Poe chimes in with some context: “We were there at a time when the definition of the art world was Western. And we just happened to be there at that moment when it actually changed to become a world. It truly is now, but not then. We were just there at that moment it changed.”

Nara and Murakami continue to be commercial stars in the Japanese contemporary art world. While Murakami works with several galleries, Nara is now represented globally and exclusively by Blum & Poe — and he is likely one of the best performers in a stable that also now includes many American and other artists, too.

Nara’s large oil-on-canvas paintings, which he produces at a rate of around two dozen per year, each command up to $650,000. And then there are all the drawings and, somewhat less frequently, sculptures, too.

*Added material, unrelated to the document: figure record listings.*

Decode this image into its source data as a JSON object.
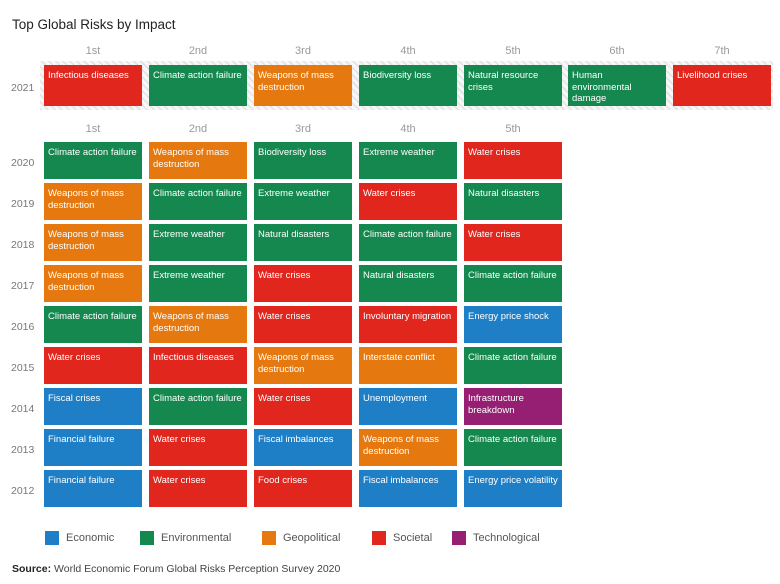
{
  "chart_data": {
    "type": "table",
    "title": "Top Global Risks by Impact",
    "categories": {
      "Economic": "#1f7fc6",
      "Environmental": "#15884f",
      "Geopolitical": "#e5790f",
      "Societal": "#e1261e",
      "Technological": "#961f73"
    },
    "top_ranks": [
      "1st",
      "2nd",
      "3rd",
      "4th",
      "5th",
      "6th",
      "7th"
    ],
    "top_row": {
      "year": "2021",
      "cells": [
        {
          "label": "Infectious diseases",
          "category": "Societal"
        },
        {
          "label": "Climate action failure",
          "category": "Environmental"
        },
        {
          "label": "Weapons of mass destruction",
          "category": "Geopolitical"
        },
        {
          "label": "Biodiversity loss",
          "category": "Environmental"
        },
        {
          "label": "Natural resource crises",
          "category": "Environmental"
        },
        {
          "label": "Human environmental damage",
          "category": "Environmental"
        },
        {
          "label": "Livelihood crises",
          "category": "Societal"
        }
      ]
    },
    "ranks": [
      "1st",
      "2nd",
      "3rd",
      "4th",
      "5th"
    ],
    "rows": [
      {
        "year": "2020",
        "cells": [
          {
            "label": "Climate action failure",
            "category": "Environmental"
          },
          {
            "label": "Weapons of mass destruction",
            "category": "Geopolitical"
          },
          {
            "label": "Biodiversity loss",
            "category": "Environmental"
          },
          {
            "label": "Extreme weather",
            "category": "Environmental"
          },
          {
            "label": "Water crises",
            "category": "Societal"
          }
        ]
      },
      {
        "year": "2019",
        "cells": [
          {
            "label": "Weapons of mass destruction",
            "category": "Geopolitical"
          },
          {
            "label": "Climate action failure",
            "category": "Environmental"
          },
          {
            "label": "Extreme weather",
            "category": "Environmental"
          },
          {
            "label": "Water crises",
            "category": "Societal"
          },
          {
            "label": "Natural disasters",
            "category": "Environmental"
          }
        ]
      },
      {
        "year": "2018",
        "cells": [
          {
            "label": "Weapons of mass destruction",
            "category": "Geopolitical"
          },
          {
            "label": "Extreme weather",
            "category": "Environmental"
          },
          {
            "label": "Natural disasters",
            "category": "Environmental"
          },
          {
            "label": "Climate action failure",
            "category": "Environmental"
          },
          {
            "label": "Water crises",
            "category": "Societal"
          }
        ]
      },
      {
        "year": "2017",
        "cells": [
          {
            "label": "Weapons of mass destruction",
            "category": "Geopolitical"
          },
          {
            "label": "Extreme weather",
            "category": "Environmental"
          },
          {
            "label": "Water crises",
            "category": "Societal"
          },
          {
            "label": "Natural disasters",
            "category": "Environmental"
          },
          {
            "label": "Climate action failure",
            "category": "Environmental"
          }
        ]
      },
      {
        "year": "2016",
        "cells": [
          {
            "label": "Climate action failure",
            "category": "Environmental"
          },
          {
            "label": "Weapons of mass destruction",
            "category": "Geopolitical"
          },
          {
            "label": "Water crises",
            "category": "Societal"
          },
          {
            "label": "Involuntary migration",
            "category": "Societal"
          },
          {
            "label": "Energy price shock",
            "category": "Economic"
          }
        ]
      },
      {
        "year": "2015",
        "cells": [
          {
            "label": "Water crises",
            "category": "Societal"
          },
          {
            "label": "Infectious diseases",
            "category": "Societal"
          },
          {
            "label": "Weapons of mass destruction",
            "category": "Geopolitical"
          },
          {
            "label": "Interstate conflict",
            "category": "Geopolitical"
          },
          {
            "label": "Climate action failure",
            "category": "Environmental"
          }
        ]
      },
      {
        "year": "2014",
        "cells": [
          {
            "label": "Fiscal crises",
            "category": "Economic"
          },
          {
            "label": "Climate action failure",
            "category": "Environmental"
          },
          {
            "label": "Water crises",
            "category": "Societal"
          },
          {
            "label": "Unemployment",
            "category": "Economic"
          },
          {
            "label": "Infrastructure breakdown",
            "category": "Technological"
          }
        ]
      },
      {
        "year": "2013",
        "cells": [
          {
            "label": "Financial failure",
            "category": "Economic"
          },
          {
            "label": "Water crises",
            "category": "Societal"
          },
          {
            "label": "Fiscal imbalances",
            "category": "Economic"
          },
          {
            "label": "Weapons of mass destruction",
            "category": "Geopolitical"
          },
          {
            "label": "Climate action failure",
            "category": "Environmental"
          }
        ]
      },
      {
        "year": "2012",
        "cells": [
          {
            "label": "Financial failure",
            "category": "Economic"
          },
          {
            "label": "Water crises",
            "category": "Societal"
          },
          {
            "label": "Food crises",
            "category": "Societal"
          },
          {
            "label": "Fiscal imbalances",
            "category": "Economic"
          },
          {
            "label": "Energy price volatility",
            "category": "Economic"
          }
        ]
      }
    ],
    "legend": [
      "Economic",
      "Environmental",
      "Geopolitical",
      "Societal",
      "Technological"
    ],
    "legend_placement": "bottom"
  },
  "source": {
    "prefix": "Source:",
    "text": "World Economic Forum Global Risks Perception Survey 2020"
  }
}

Blum & Poe’s Tokyo gallery director Ashley Rawlings explains that “all the solo shows sell out” and says of the paintings that “there is definitely a long waiting list of people who want these.”

Sales of Nara’s works would doubtless have continued apace with or without the new Tokyo space, but the mind-boggling sums that that representation deal presumably generates for the gallery helps one understand Blum and Poe’s sentiment when they state that the other, primary, reason for setting up a gallery in Tokyo is “to be near our Japanese artists.” Nara’s, in particular, is clearly a relationship that is worth the close care.

That said, the gallery goes to extraordinarily lengths to grow its stable of Japanese artists, too. Two years ago, they “gave free rein” to a curator, Mika Yoshitake, to put on a show of 1960s and ’70s Japanese Mono-ha art in their Los Angeles space.

“Requiem for the Sun: The art of Mono-ha” has been widely credited with setting off a boom in Japanese postwar art, and the gallery has followed through with continued representation for several of the movement’s now-aging key artists.

Blum and Poe say that they are open to other similar historical shows, too, possibly at the new Tokyo space. “We want to mix it around here,” Poe says. “We’ll start with some LA artists, cross-pollinate. We could use it as a project space for people we don’t represent, too.”

The gallery’s inaugural show, “Sublime Memory Garden,” which features American Dave Muller — a painter with a fascination for late 20th-century pop culture and its one-time analog delivery systems that is sure to strike a chord with Japan’s record and CD-collector culture — opens to the public on Sept. 19.